El Instituto Nacional de Estadística y Geografía (Inegi) informó que el costo de la canasta alimentaria registró un aumento anual de 2.8 % en el ámbito rural y de 4.1 % en el urbano durante agosto de 2025. Para cubrir esta canasta, una persona necesitaba 1 850.73 pesos en zonas rurales y 2 452.05 pesos en áreas urbanas, aunque respecto a julio se observó un leve retroceso mensual de 0.3 % y 0.1 %, respectivamente.
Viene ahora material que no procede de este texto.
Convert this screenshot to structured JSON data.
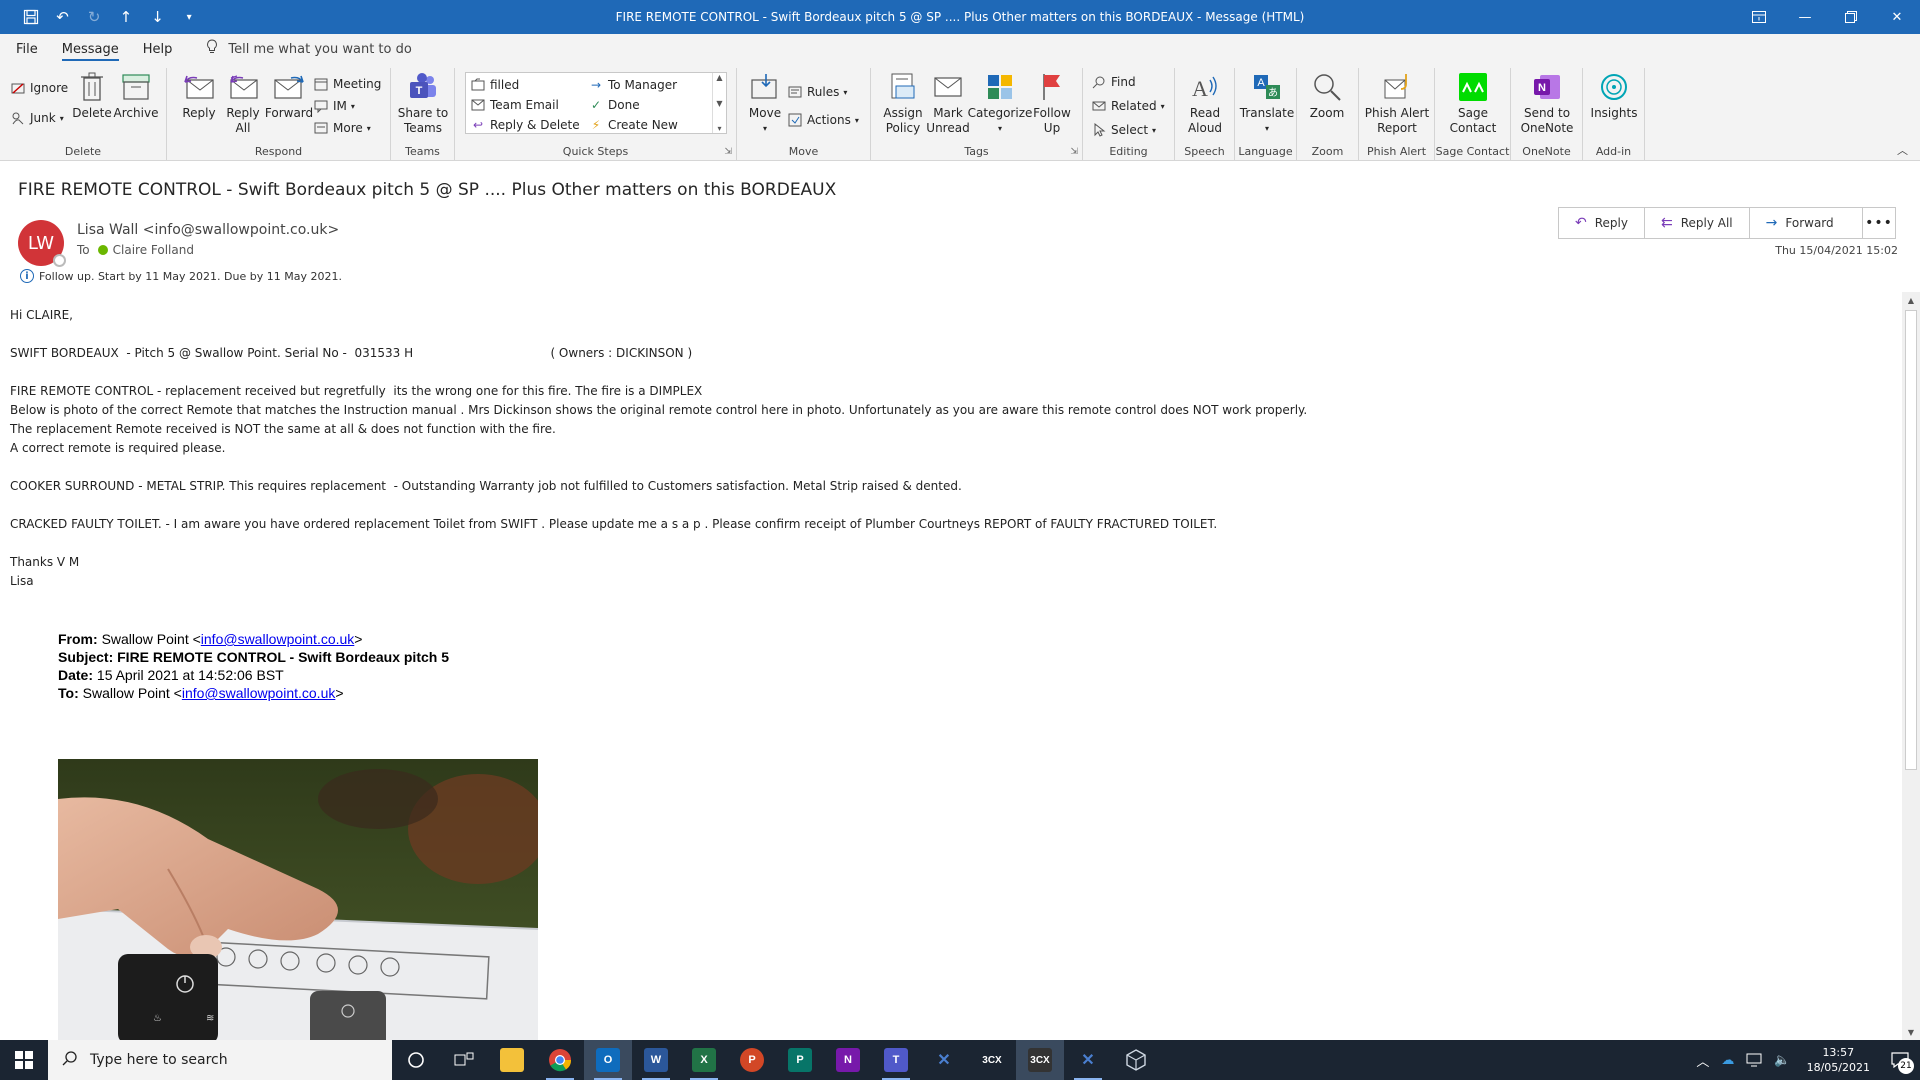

Entre los productos que más contribuyeron al alza destacan los alimentos consumidos fuera del hogar y el bistec de res, con incrementos de 7.6 % y 18.2 % anual, mientras que la carne molida lideró el aumento en el ámbito rural (16.3 %) y la leche pasteurizada en el urbano (8.6 %). La canasta alimentaria más la no alimentaria presentó incrementos de 2.9 % en zonas rurales y 3.4 % en urbanas, manteniéndose por debajo de la inflación general anual de 3.6 %.
El Inegi señaló también que las Líneas de Pobreza por Ingresos (LPI) descendieron en comparación con agosto de 2024: 2.1 puntos porcentuales en áreas rurales y 1.8 en urbanas. La canasta alimentaria fue determinante en estas cifras, con un mayor peso en el ámbito urbano (62 %) frente al rural (51.7 %).
Además, la canasta no alimentaria mostró incrementos específicos: en el medio rural sobresalieron los cuidados personales (6 %) y educación, cultura y recreación (5.2 %), mientras que en el urbano se destacaron educación, cultura y recreación (5.4 %) y cuidados personales (6.3 %). Estos resultados reflejan la presión de bienes y servicios esenciales sobre los ingresos de las familias mexicanas.